Injuste, car depuis quelques années, il est impossible pour les rappeurs de se permettre de prendre le temps et de réfléchir à leur proposition artistique. Si le rythme imposé par le public ayant la mémoire d’un poisson rouge sous MD et l’urgence qu’il crée peut être bénéfique pour certains artistes, elle l’est beaucoup moins pour d’autres.
C’est donc sur une note douce-amère que j’ai donc laissé PNL avec Dans La Légende, album qui à mon sens était malheureusement parfois auto-caricatural dans le son, mais aussi dans le texte. Il serait néanmoins malhonnête de dire que l’album est mauvais, le trio de fin Onizuka / Uranus / Jusqu’au dernier gramme étant assurément une pièce angulaire du rao français des années 2010.

Je ne trompe personne.
Trois ans plus tard, le retour du groupe me passionne, et l’annonce d’un nouvel album me ravit.

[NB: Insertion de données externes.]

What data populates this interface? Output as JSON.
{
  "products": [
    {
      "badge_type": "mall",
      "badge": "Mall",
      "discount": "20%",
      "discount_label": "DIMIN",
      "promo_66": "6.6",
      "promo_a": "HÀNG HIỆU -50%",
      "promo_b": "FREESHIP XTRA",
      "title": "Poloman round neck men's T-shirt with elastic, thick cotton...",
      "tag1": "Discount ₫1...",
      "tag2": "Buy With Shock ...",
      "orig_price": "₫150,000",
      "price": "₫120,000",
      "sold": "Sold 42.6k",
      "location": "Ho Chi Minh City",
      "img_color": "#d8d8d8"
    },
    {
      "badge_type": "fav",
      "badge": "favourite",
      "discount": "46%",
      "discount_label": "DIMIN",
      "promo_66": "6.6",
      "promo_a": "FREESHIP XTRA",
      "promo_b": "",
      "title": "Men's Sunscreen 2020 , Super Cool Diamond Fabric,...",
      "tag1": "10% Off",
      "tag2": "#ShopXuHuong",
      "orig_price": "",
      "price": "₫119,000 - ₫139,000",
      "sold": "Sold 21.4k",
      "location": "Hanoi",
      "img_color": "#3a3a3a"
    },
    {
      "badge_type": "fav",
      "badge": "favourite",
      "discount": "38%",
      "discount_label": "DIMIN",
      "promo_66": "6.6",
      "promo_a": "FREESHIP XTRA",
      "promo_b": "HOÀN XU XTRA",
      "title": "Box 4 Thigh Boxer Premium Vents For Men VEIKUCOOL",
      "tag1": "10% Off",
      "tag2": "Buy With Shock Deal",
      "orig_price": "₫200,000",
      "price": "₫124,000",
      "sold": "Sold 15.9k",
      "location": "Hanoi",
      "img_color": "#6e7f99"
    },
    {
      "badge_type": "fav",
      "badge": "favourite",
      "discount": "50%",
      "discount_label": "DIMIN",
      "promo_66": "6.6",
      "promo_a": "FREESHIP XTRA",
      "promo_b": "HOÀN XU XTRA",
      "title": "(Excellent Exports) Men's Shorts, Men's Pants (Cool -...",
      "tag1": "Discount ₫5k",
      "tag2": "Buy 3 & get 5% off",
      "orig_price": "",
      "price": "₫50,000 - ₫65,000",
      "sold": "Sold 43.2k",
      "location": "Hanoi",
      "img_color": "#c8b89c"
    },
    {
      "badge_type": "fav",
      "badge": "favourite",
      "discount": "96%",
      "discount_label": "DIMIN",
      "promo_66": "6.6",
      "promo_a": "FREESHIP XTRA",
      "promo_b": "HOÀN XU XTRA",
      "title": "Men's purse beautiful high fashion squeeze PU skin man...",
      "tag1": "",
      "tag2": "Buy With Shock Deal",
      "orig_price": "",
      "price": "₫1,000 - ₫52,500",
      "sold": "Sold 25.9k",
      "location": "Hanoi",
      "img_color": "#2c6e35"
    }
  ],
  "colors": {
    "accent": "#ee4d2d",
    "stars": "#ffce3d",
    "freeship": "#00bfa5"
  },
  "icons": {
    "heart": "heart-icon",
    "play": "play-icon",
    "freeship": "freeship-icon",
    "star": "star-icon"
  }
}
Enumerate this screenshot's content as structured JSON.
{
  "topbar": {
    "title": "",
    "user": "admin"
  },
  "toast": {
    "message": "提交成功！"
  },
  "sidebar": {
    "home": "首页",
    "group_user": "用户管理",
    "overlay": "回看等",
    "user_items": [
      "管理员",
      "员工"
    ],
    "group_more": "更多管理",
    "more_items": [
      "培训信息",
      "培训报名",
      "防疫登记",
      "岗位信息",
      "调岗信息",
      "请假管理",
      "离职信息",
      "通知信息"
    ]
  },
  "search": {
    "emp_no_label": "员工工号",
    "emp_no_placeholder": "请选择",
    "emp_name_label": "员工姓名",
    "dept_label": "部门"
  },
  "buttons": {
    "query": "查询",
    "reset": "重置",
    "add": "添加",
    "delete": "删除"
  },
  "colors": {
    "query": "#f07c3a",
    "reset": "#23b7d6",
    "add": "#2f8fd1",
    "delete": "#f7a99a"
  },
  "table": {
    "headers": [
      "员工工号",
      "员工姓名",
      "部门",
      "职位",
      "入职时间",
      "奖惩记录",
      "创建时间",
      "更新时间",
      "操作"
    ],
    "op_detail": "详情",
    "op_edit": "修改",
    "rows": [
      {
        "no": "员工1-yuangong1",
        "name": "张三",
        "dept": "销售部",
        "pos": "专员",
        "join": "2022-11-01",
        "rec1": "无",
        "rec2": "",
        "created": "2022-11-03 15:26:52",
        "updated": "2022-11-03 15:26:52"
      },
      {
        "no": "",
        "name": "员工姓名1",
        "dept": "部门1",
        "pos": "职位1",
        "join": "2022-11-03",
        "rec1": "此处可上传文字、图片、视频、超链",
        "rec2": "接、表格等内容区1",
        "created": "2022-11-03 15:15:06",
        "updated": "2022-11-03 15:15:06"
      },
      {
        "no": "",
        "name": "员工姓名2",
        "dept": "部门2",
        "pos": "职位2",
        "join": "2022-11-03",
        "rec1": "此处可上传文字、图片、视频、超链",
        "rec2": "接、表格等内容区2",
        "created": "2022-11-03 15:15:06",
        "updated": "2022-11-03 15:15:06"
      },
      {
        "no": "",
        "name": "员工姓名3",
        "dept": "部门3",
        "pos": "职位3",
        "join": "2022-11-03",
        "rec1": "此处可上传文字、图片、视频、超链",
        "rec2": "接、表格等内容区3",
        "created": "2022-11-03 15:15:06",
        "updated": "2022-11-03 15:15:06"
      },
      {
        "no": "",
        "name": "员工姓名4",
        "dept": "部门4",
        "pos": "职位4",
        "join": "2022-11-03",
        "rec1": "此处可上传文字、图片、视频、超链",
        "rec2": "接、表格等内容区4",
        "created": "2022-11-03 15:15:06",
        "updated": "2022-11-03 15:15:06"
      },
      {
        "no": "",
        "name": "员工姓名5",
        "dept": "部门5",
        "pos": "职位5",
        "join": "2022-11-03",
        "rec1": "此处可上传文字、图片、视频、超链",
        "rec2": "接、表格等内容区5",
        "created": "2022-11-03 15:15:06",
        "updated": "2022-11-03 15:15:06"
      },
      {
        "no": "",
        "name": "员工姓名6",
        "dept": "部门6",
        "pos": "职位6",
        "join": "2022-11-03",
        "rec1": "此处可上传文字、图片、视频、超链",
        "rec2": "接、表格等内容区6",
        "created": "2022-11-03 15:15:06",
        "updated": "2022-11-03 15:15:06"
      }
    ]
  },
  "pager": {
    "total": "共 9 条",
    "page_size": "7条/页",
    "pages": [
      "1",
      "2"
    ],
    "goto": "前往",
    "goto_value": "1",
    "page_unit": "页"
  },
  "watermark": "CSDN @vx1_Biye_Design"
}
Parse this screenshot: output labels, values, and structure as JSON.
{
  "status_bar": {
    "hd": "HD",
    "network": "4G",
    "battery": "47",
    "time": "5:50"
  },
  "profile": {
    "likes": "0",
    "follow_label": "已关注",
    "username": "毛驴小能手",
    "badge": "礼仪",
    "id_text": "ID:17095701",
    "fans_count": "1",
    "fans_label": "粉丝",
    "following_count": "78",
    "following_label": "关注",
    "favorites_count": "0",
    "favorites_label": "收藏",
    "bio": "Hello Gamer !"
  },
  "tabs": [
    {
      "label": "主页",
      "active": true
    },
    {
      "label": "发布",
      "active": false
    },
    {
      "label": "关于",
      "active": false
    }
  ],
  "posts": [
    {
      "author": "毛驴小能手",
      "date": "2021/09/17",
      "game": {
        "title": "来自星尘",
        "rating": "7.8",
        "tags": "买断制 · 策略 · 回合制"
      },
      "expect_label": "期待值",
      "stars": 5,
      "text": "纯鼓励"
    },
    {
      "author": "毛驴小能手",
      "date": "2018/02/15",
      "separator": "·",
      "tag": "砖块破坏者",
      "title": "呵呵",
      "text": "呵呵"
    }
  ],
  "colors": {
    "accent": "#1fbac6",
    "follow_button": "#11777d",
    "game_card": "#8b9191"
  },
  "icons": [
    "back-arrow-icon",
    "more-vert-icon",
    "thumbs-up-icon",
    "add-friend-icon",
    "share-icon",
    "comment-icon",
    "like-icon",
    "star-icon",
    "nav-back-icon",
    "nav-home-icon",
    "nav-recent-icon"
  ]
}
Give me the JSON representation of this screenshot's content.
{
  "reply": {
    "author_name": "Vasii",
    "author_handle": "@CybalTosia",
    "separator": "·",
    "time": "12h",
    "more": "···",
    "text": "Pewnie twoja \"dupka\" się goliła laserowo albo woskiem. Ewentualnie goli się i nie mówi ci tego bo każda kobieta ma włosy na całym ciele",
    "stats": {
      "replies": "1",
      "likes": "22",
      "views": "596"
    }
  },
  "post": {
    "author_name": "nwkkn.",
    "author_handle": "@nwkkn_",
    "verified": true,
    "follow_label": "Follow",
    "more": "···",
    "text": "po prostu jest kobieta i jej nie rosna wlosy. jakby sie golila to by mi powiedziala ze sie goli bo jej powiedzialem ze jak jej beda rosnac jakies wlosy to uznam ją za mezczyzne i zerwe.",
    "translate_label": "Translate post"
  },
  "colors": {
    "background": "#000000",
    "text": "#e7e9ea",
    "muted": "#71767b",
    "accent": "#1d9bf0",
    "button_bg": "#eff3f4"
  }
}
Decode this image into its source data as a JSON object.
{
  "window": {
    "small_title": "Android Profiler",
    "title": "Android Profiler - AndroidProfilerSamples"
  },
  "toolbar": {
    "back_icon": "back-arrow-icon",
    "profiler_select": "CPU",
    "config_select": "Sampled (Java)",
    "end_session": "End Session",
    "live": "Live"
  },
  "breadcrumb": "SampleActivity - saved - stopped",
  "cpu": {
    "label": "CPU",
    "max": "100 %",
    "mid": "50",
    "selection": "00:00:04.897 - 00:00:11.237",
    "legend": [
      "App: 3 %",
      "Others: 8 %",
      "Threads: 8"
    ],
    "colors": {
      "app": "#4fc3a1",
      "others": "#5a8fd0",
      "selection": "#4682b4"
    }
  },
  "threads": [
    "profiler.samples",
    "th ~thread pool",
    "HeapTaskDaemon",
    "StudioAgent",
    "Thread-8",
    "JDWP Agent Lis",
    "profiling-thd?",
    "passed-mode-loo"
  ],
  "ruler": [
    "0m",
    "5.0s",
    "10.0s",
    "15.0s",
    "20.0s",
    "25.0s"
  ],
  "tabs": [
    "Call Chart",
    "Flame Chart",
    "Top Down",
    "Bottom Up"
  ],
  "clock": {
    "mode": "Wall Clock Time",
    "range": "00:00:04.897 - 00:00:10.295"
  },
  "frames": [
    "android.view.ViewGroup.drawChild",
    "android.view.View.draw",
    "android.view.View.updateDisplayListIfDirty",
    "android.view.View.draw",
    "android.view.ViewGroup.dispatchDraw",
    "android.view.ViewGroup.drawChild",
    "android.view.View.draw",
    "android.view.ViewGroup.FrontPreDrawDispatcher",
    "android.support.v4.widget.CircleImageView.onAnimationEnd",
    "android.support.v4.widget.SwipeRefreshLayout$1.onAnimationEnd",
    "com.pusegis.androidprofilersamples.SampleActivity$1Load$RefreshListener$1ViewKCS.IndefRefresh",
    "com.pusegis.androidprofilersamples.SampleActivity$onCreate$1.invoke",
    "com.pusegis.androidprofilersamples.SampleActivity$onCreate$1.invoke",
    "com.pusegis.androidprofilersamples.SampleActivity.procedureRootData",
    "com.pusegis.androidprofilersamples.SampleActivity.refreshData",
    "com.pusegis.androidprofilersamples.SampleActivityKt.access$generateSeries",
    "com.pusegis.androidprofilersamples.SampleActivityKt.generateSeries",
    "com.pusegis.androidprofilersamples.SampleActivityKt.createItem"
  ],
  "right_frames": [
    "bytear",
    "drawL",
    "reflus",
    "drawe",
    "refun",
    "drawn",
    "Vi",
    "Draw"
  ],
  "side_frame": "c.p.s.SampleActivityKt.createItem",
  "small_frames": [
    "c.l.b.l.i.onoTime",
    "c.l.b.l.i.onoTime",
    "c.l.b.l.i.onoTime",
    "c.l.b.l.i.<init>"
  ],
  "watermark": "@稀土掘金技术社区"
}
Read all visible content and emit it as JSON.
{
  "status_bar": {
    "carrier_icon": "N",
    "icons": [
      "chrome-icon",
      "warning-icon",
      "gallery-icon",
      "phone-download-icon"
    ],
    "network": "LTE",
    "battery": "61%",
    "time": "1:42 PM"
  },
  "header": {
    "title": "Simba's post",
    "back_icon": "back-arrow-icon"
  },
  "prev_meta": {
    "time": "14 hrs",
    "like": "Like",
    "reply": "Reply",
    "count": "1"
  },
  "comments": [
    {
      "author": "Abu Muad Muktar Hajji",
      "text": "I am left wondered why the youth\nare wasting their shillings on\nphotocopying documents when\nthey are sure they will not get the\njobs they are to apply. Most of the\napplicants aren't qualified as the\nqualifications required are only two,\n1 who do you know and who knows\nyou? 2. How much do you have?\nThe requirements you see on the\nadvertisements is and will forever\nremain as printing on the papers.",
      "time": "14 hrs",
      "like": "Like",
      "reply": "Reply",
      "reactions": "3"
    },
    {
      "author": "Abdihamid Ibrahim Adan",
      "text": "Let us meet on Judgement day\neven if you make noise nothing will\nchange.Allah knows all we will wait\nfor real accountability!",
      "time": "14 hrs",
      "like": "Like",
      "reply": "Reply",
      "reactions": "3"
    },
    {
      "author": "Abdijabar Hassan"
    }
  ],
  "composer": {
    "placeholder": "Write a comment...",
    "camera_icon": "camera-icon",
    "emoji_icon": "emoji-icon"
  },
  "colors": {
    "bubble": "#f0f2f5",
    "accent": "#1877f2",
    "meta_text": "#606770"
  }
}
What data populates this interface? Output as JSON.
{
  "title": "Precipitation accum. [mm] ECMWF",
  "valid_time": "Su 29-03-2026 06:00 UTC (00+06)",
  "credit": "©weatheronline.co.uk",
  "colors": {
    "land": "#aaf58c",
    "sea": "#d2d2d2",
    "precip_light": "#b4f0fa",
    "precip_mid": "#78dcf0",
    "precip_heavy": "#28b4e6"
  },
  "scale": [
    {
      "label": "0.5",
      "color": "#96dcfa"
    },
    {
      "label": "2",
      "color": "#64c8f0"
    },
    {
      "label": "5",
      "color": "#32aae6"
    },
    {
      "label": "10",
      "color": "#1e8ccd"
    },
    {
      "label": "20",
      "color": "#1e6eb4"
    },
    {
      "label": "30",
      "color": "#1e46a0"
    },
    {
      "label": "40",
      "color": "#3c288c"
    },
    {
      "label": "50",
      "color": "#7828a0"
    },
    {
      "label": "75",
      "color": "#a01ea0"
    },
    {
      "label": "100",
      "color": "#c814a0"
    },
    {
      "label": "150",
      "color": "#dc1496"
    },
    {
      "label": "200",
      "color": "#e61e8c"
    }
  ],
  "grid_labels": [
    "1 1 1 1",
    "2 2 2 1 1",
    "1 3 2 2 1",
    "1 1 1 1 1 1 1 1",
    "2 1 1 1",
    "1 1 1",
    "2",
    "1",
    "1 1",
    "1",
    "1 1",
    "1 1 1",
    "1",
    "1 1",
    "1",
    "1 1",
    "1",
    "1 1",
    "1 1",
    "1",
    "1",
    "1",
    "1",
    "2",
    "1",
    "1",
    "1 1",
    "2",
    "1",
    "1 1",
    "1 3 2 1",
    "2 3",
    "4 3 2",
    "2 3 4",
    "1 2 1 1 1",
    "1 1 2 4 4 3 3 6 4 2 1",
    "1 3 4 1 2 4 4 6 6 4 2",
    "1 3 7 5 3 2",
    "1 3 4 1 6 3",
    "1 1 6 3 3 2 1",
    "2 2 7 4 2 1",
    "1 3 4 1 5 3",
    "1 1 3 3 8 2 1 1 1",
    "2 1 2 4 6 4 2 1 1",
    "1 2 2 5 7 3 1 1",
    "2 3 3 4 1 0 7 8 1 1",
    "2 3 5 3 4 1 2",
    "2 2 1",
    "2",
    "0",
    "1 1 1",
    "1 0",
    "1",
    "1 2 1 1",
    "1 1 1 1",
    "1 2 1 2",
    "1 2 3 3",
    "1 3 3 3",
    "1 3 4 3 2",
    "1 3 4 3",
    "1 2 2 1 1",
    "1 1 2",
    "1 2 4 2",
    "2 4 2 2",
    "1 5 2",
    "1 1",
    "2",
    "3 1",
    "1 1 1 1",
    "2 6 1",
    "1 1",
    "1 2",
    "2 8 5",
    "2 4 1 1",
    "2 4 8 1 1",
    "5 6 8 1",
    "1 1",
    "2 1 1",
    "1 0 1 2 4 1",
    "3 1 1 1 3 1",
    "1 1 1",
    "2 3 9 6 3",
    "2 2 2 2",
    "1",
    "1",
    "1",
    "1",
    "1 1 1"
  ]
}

J’suis à cent pourcents, d’mes dix pourcents

D’un point de vue purement sonore, il y a eu un vrai effort en termes de sélection de prods, d’envie de sortir des clichés dont ils commençaient à s’emprisonner, dont le premier exemple est 91’s.
Si vous vous rappelez bien, depuis la mixtape QLF, les deux rappeurs avaient pris l’habitude de sortir des morceaux pour l’été (PNL, J’suis PNL, J’suis QLF). Dans cet album, il y a aussi un morceau dans cet esprit, le fameux 91’s, mais il est totalement différent – sisi la référence -.
Le morceau en question est très inspiré par le funk et toute la vibe qui y est affiliée. Si cela semble assez anecdotique, ça ne l’est pas tant que ça :

1/ Le morceau en lui-même est bon. Il est même assez étonnant qu’il n’ait pas été poussé avec un clip, mais le clip de à l’ammoniaque a surement du couter l'équivalent PIB du 91 et l’héritage de Dassault donc il est normal qu’il ait été balancé tel quel.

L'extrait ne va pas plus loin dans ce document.